We arrive onboard along with three naive servicemen, their introduction to the preposterous and often perverse politics of this place at civilization's edge doubling as our own. Foremost among them is Colonel Lud (Scott Shepherd), whose poised reasoning immediately grates on motor-mouthed meathead Captain Chizzum (Ari Fliakos). The latter, speaking at formidable speeds, quickly moves past formal presentations and admits: "Now listen and listen good, because this is cabbage I just ain't chewin' twice: this whole place is a fake. It's a dummy, a pilotless airplane." This absurd decoy mission's closest thing to a pilot, then, is General Benders (Paul Lazar), who runs a very loose ship that alternately resembles a brothel and a high school dance (complete with campy songs), and where the only information being decoded pertains to the sexual appetites and conquests of everyone onboard.

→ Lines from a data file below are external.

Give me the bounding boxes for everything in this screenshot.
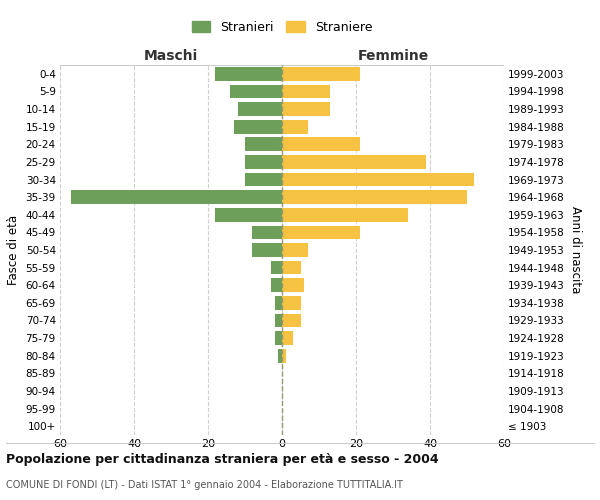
Bar: [245, 172, 282, 186]
Legend: Stranieri, Straniere: Stranieri, Straniere: [187, 16, 377, 39]
Bar: [282, 349, 286, 362]
Bar: [282, 172, 475, 186]
Bar: [71, 190, 282, 204]
Bar: [282, 314, 301, 328]
Bar: [282, 243, 308, 257]
Bar: [234, 120, 282, 134]
Bar: [282, 226, 360, 239]
Text: Popolazione per cittadinanza straniera per età e sesso - 2004: Popolazione per cittadinanza straniera p…: [6, 452, 439, 466]
Bar: [275, 296, 282, 310]
Bar: [238, 102, 282, 116]
Bar: [271, 260, 282, 274]
Bar: [282, 296, 301, 310]
Bar: [282, 278, 304, 292]
Bar: [245, 138, 282, 151]
Bar: [282, 208, 408, 222]
Bar: [275, 331, 282, 345]
Bar: [282, 67, 360, 80]
Bar: [282, 138, 360, 151]
Bar: [271, 278, 282, 292]
Text: Maschi: Maschi: [144, 49, 198, 63]
Bar: [253, 243, 282, 257]
Y-axis label: Anni di nascita: Anni di nascita: [569, 206, 581, 294]
Bar: [230, 84, 282, 98]
Bar: [278, 349, 282, 362]
Bar: [282, 260, 301, 274]
Bar: [282, 102, 330, 116]
Text: COMUNE DI FONDI (LT) - Dati ISTAT 1° gennaio 2004 - Elaborazione TUTTITALIA.IT: COMUNE DI FONDI (LT) - Dati ISTAT 1° gen…: [6, 480, 403, 490]
Bar: [253, 226, 282, 239]
Bar: [282, 190, 467, 204]
Bar: [275, 314, 282, 328]
Bar: [215, 67, 282, 80]
Bar: [282, 331, 293, 345]
Bar: [282, 120, 308, 134]
Bar: [282, 155, 426, 169]
Text: Femmine: Femmine: [358, 49, 428, 63]
Bar: [215, 208, 282, 222]
Y-axis label: Fasce di età: Fasce di età: [7, 215, 20, 285]
Bar: [245, 155, 282, 169]
Bar: [282, 84, 330, 98]
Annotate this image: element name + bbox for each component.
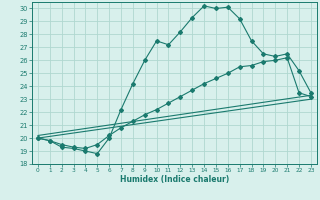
X-axis label: Humidex (Indice chaleur): Humidex (Indice chaleur): [120, 175, 229, 184]
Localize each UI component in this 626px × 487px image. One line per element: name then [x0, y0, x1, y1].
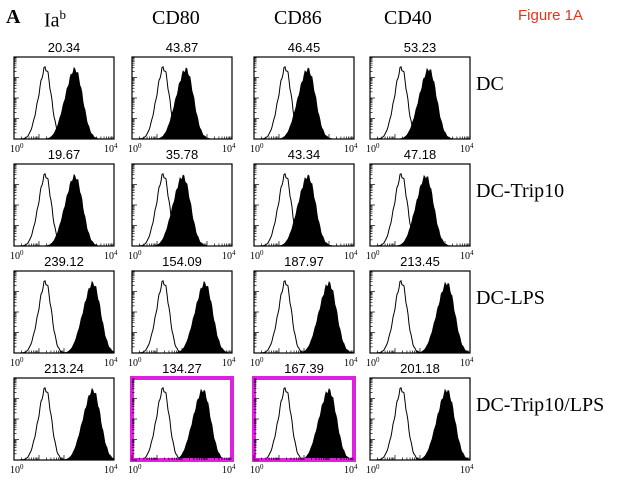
histogram-plot: 100 104 [10, 56, 118, 155]
mfi-value-label: 134.27 [162, 361, 202, 376]
stained-histogram [254, 174, 354, 247]
histogram-panel: 43.87 100 104 [128, 40, 236, 166]
mfi-value-label: 239.12 [44, 254, 84, 269]
column-header-cd80: CD80 [152, 7, 200, 29]
histogram-plot: 100 104 [10, 163, 118, 262]
stained-histogram [370, 281, 471, 354]
mfi-value-label: 187.97 [284, 254, 324, 269]
x-tick-label-min: 100 [128, 463, 142, 476]
stained-histogram [254, 388, 355, 461]
histogram-plot: 100 104 [128, 56, 236, 155]
stained-histogram [14, 66, 114, 140]
histogram-plot: 100 104 [366, 56, 474, 155]
histogram-panel: 35.78 100 104 [128, 147, 236, 273]
stained-histogram [254, 67, 354, 140]
mfi-value-label: 47.18 [403, 147, 437, 162]
x-tick-label-min: 100 [10, 463, 24, 476]
x-tick-label-max: 104 [104, 463, 118, 476]
panel-letter: A [6, 6, 21, 28]
mfi-value-label: 154.09 [162, 254, 202, 269]
histogram-plot: 100 104 [366, 377, 474, 476]
histogram-plot: 100 104 [128, 376, 236, 476]
column-header-cd86: CD86 [274, 7, 322, 29]
stained-histogram [132, 388, 233, 461]
histogram-panel: 43.34 100 104 [250, 147, 358, 273]
histogram-panel: 154.09 100 104 [128, 254, 236, 380]
x-tick-label-max: 104 [222, 463, 236, 476]
x-tick-label-max: 104 [460, 463, 474, 476]
histogram-plot: 100 104 [128, 163, 236, 262]
stained-histogram [132, 280, 233, 354]
histogram-panel: 53.23 100 104 [366, 40, 474, 166]
mfi-value-label: 43.87 [165, 40, 199, 55]
column-header-cd40: CD40 [384, 7, 432, 29]
row-label-dc-trip10: DC-Trip10 [476, 180, 565, 202]
mfi-value-label: 19.67 [47, 147, 81, 162]
histogram-panel: 201.18 100 104 [366, 361, 474, 487]
stained-histogram [14, 387, 115, 461]
row-label-dc-trip10-lps: DC-Trip10/LPS [476, 394, 605, 416]
histogram-plot: 100 104 [250, 270, 358, 369]
histogram-panel: 47.18 100 104 [366, 147, 474, 273]
stained-histogram [370, 388, 471, 461]
histogram-panel: 20.34 100 104 [10, 40, 118, 166]
stained-histogram [14, 280, 115, 354]
x-tick-label-min: 100 [366, 463, 380, 476]
histogram-panel: 46.45 100 104 [250, 40, 358, 166]
histogram-plot: 100 104 [250, 163, 358, 262]
row-label-dc: DC [476, 73, 504, 95]
x-tick-label-min: 100 [250, 463, 264, 476]
x-tick-label-max: 104 [344, 463, 358, 476]
mfi-value-label: 167.39 [284, 361, 324, 376]
stained-histogram [370, 174, 470, 247]
histogram-plot: 100 104 [366, 163, 474, 262]
stained-histogram [132, 67, 232, 140]
stained-histogram [132, 174, 232, 247]
histogram-panel: 187.97 100 104 [250, 254, 358, 380]
row-label-dc-lps: DC-LPS [476, 287, 545, 309]
histogram-plot: 100 104 [366, 270, 474, 369]
mfi-value-label: 201.18 [400, 361, 440, 376]
mfi-value-label: 53.23 [403, 40, 437, 55]
histogram-plot: 100 104 [250, 56, 358, 155]
mfi-value-label: 43.34 [287, 147, 321, 162]
histogram-panel: 19.67 100 104 [10, 147, 118, 273]
figure-title: Figure 1A [518, 7, 584, 24]
stained-histogram [370, 67, 470, 140]
column-header-iab: Iab [44, 7, 67, 32]
mfi-value-label: 213.45 [400, 254, 440, 269]
histogram-panel: 167.39 100 104 [250, 361, 358, 487]
histogram-panel: 134.27 100 104 [128, 361, 236, 487]
stained-histogram [254, 281, 355, 354]
mfi-value-label: 213.24 [44, 361, 84, 376]
histogram-panel: 213.45 100 104 [366, 254, 474, 380]
histogram-plot: 100 104 [250, 376, 358, 476]
mfi-value-label: 46.45 [287, 40, 321, 55]
histogram-plot: 100 104 [10, 377, 118, 476]
histogram-plot: 100 104 [128, 270, 236, 369]
stained-histogram [14, 173, 114, 247]
histogram-panel: 239.12 100 104 [10, 254, 118, 380]
histogram-plot: 100 104 [10, 270, 118, 369]
mfi-value-label: 20.34 [47, 40, 81, 55]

Strahs and director Elizabeth LeCompte (a founding member of the Wooster Group) use this bizarro military milieu to stage a carnivalesque subversion of sexual conventions right where they tend to be most tightly wound. After Benders expresses his scatological desires, for instance, he inquires earnestly: "I don't know where these urges come from, do you Chizzum?" "Yes, sir, I do," the young captain responds, "They come from God, sir." This enjoyable dynamic of set-ups and punchlines dominates early on, but gives way to an alienating (only partly on purpose) and cacophonous ensemble melee in the 90-minute play's second half. Among the women—who stand at the inclined desks unfurling and rewinding ticker tape, speaking into microphones in unison like a husky-voiced Greek chorus—a power struggle pits pessimistic matriarch Mary (McDormand, in a role too self-effacing to be memorable) against empathetic upstart Jane (Tierney, excellent in a buzz-cut and military boots), with impressionable ingenue Wendy-Gwen (scene-stealer Jenny Seastone Stern) in the middle. Another triangular dynamic evolves between Chizzum, Benders and Lud, though the play loses some of its sharpness in the din of overlapping shouting matches as these quarrels run their collision course. Despite the moment's ripeness for pointed military parody, the show defuses itself by scattering its forces across too many battlefields at once. Concluding abruptly with a don't-ask-don't-tell tragicomedy, North Atlantic's scrambled coordinates risk leaving an amused but unmoved audience in its wake.